WWhen I heard the news about Matthew Perry, there was a moment of silence, of inner collapse, like the moment when a soufflé gives up on itself. I wasn’t thinking about Friends, and without wanting to sound like an emotionless sociopath, it’s rare for a celebrity to die that I didn’t know moved me more than the sadness over the loss of any life.
But I thought about his life through the lens of addiction, and what he carried with him, and how it never left him. How his friends and family must have felt wanting the best life for him, only to find themselves caught in the maelstrom of chaos and watch his life end at just 54 years old. It’s a feeling that only those who live with addiction themselves, or those who love those who do, will know.
About ten years ago, my late husband Rob told me something earth-shattering, something that finally made sense of the increasingly bizarre behavior I had been noticing. Despite his work, he seemed to be constantly without money, he would fall asleep when we visited people, he would lie in bed sick for days, unable to move, and he would go to the corner store at odd hours. This happened for months, then years, and then I finally snapped and said had To tell me what was going on, he admitted that he had been a heroin addict for years.

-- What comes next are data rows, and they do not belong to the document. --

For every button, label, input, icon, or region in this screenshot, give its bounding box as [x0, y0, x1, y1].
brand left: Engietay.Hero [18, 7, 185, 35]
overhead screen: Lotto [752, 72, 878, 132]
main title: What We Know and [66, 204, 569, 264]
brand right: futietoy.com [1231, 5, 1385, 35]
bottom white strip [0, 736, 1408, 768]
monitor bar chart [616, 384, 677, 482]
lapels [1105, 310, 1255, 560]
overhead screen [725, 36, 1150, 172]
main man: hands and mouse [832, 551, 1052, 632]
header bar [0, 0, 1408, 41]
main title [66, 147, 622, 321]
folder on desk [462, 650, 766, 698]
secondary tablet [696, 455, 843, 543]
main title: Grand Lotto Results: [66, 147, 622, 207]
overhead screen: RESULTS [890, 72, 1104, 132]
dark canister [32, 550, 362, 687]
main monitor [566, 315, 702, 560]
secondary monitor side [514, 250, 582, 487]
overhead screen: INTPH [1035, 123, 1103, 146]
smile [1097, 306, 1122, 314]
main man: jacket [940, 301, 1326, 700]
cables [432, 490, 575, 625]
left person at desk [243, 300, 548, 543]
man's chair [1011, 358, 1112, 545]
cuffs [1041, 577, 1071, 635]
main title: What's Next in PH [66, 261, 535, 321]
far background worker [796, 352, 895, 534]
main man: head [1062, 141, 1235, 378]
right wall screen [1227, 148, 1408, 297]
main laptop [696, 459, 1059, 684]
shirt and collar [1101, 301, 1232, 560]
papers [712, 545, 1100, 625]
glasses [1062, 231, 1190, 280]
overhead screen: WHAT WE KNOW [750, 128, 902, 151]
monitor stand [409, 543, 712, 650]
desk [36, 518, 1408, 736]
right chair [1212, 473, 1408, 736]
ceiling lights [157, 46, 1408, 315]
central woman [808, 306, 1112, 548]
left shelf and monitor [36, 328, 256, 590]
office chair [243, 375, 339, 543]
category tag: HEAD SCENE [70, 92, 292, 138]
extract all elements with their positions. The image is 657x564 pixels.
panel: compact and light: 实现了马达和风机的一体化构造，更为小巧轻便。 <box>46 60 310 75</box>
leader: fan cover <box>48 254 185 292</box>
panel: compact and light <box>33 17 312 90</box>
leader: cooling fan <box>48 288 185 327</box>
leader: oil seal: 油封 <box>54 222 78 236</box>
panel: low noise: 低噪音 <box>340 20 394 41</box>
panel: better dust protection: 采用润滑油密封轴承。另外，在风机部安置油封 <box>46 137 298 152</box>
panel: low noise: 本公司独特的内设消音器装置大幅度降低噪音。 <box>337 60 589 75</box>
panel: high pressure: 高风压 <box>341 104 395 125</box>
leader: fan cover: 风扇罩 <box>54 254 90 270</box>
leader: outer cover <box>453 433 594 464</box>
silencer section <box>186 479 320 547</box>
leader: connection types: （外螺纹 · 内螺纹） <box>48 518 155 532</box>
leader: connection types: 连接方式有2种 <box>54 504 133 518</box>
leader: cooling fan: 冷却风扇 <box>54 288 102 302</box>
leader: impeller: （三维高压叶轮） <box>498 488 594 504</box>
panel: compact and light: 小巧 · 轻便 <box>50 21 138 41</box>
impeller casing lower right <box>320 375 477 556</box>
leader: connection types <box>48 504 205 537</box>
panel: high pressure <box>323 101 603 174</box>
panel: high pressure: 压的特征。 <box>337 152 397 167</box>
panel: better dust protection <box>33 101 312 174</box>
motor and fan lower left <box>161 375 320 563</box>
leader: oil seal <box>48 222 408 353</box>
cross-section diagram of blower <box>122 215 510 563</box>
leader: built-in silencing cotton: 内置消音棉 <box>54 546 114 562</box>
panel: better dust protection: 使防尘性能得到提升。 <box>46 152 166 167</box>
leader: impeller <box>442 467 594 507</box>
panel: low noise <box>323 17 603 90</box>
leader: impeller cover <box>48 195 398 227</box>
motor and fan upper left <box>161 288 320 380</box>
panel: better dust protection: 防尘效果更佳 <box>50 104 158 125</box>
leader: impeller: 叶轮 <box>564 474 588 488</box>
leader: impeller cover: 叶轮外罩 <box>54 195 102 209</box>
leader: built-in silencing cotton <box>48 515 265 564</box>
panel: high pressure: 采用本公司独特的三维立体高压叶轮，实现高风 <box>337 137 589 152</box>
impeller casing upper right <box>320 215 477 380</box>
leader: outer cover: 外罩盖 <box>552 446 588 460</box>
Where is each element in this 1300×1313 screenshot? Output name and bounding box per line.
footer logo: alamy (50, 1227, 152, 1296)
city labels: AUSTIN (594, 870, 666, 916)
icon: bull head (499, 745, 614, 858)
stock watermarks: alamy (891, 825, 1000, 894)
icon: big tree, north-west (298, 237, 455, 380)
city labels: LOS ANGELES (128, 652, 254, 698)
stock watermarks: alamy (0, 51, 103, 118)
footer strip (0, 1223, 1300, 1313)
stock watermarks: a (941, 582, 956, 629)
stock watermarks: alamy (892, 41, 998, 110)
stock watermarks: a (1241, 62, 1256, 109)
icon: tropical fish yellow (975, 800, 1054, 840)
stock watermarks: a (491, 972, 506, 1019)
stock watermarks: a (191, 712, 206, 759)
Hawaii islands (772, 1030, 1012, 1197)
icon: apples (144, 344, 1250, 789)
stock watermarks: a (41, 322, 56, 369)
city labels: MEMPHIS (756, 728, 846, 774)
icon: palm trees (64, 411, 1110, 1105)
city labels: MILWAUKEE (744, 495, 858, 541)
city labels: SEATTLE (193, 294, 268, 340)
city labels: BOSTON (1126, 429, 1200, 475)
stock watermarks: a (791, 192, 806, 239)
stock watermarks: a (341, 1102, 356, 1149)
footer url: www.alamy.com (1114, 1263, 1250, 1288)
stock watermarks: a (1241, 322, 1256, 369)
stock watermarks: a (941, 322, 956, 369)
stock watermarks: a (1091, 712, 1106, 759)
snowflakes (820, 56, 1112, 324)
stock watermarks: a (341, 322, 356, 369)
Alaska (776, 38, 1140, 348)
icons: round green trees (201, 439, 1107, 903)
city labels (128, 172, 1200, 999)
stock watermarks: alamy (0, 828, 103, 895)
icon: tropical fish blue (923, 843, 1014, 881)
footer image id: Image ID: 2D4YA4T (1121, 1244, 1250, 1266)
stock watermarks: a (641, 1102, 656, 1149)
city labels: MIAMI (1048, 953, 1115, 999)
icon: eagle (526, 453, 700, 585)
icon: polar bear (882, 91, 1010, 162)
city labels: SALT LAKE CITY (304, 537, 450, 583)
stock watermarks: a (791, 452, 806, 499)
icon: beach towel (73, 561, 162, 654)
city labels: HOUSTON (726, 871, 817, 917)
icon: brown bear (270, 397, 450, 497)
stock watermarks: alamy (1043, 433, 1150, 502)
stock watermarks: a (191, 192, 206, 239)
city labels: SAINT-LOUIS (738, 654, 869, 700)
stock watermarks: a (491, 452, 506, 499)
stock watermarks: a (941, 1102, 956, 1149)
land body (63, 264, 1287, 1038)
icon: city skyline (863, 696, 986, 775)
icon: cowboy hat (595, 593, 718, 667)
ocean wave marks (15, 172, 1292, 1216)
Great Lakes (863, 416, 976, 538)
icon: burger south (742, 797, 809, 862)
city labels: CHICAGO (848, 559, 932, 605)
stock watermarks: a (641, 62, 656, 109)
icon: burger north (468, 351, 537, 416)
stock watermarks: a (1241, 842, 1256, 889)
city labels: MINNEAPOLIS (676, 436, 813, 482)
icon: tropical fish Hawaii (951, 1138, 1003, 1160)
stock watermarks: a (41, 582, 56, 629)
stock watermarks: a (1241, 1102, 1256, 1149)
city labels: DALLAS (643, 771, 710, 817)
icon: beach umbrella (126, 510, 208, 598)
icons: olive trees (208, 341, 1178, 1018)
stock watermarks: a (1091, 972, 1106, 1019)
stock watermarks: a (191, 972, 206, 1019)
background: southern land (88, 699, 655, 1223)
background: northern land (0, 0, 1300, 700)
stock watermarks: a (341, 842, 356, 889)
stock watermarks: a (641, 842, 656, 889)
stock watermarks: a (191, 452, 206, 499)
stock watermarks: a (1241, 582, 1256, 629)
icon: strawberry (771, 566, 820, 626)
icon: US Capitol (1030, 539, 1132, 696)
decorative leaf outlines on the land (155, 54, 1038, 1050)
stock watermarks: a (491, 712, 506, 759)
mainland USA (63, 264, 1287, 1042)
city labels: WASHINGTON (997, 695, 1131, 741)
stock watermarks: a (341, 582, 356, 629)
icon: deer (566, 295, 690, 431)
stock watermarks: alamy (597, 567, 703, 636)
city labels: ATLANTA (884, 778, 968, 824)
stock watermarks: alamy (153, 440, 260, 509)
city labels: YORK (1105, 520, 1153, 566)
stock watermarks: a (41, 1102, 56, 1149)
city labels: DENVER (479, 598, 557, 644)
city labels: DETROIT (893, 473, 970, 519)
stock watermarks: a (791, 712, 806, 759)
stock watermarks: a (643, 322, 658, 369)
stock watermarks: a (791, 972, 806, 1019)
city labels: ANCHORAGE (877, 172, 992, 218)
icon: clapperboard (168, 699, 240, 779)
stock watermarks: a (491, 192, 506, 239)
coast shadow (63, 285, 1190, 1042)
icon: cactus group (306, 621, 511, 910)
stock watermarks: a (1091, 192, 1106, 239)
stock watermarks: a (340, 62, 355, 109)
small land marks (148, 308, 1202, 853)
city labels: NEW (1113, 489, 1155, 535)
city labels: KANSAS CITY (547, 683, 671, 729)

I remember rushing downstairs to my study and hyperventilating. The only way I can describe the physical sensation was that it felt like the contents of my body were now on the outside. People often say in these types of scenarios that the partner “must have known,” but I really didn’t. I had no idea what heroin addiction looked like, and I certainly didn’t believe the man I married was lying to me. I knew something was wrong, but since mind reading doesn’t exist, I couldn’t force Rob to tell me until he was ready.
I made the decision to help him get clean and give him love and support. It changed everything I thought I knew about addiction. Previously, I had moralized about it from above, because I was a big believer in the “if they loved you, they would just stop” philosophy, even though at the time I didn’t understand anything about how addiction works.
At one of the first support group meetings I went to while helping Rob, I was told that addiction can lead to three things: recovery, prison, or death. Everyone, whether recovering addicts who have been addicted for a long time or loved ones who have been going to meetings for years, agreed.
I’ve written a lot over the years about suicide prevention (which is how Rob died), depression (which he had chronically), and addiction, and while we’ve moved the needle in terms of how we understand and talk about mental health, I know not how much progress we have made when it comes to addiction. We still wonder: why them and not me? Why can’t they just do what I do? Instead of thinking, what is this formidable thing that will force someone to do something that harms them, to the point where they could lose everyone in their life who loves them?
Rob died by suicide, but addiction played a huge role in how he got to that point. There are statistics that show that when depression is also present, especially if it is chronic, and especially for men, it can be a deadly combination. It not only takes out of you the things you might value, but replaces them with shame and guilt, and then: at the end of a long, dark tunnel, offers you a temporary solution. That cycle continues again and again.
The best insight I got into this was a speech Rob showed me, which he gave when he was asked to chair a Narcotics Anonymous (NA) meeting. First, he quoted from the NA Manifesto: “An addict is a man or woman whose life is controlled by drugs. We are people in the grip of a constant and progressive disease whose goals are always the same: prisons, institutions and death.”
He then responded, “This statement resonates and irritates. I have a hard time coming to terms with the idea that my addiction is a “disease.” Is this the last of my pride? Or am I turning my back on an easy excuse? It doesn’t really matter.
“Growing up in a devout Christian home, the passage in the New Testament that meant the most to me was Jesus, a man, alone and about to die, who cried out on the cross, ‘My God, why have you forsaken me? ‘
“Drug addicts do not live in hell, that bustling metropolis of souls united in torment, but hang helplessly on a lonely hill, facing a future over which they have lost control, of more lies, shame, betrayal – a tomorrow in which they one more time before a god whose only currency is death, but who cannot be denied or abandoned without great suffering.”
Many things will be said about Perry in the coming week. I imagine not all of them will be his choice. In his recent memoir, he wrote about his efforts to help other addicts, including setting up a sober living facility in Malibu, and continued: “When I die, I know people will talk about friends, friends, friends… but when I die , as far as my so-called achievements go, it would be nice if Friends were way behind the things I did to help other people.
It reminded me of how strongly Rob felt about helping other people. How far he would go if someone needed it. How he would help out at Crisis, the homeless shelter, at Christmas, to be there at the point of the year when inequality between the haves and the have-nots was most acute.
It reminded me that when addiction is part of someone’s life, it is used to define who they were, when the reality is that, like everyone else, they had good and bad sides, and the stigma of it should never be used to Good. What a shame, what a waste, we say. And while that’s true, it’s important not to lose sight of the very best parts of it. Today I think of everyone who heard this news and felt the fluttering of a spirit, or the hair on the back of their neck standing up.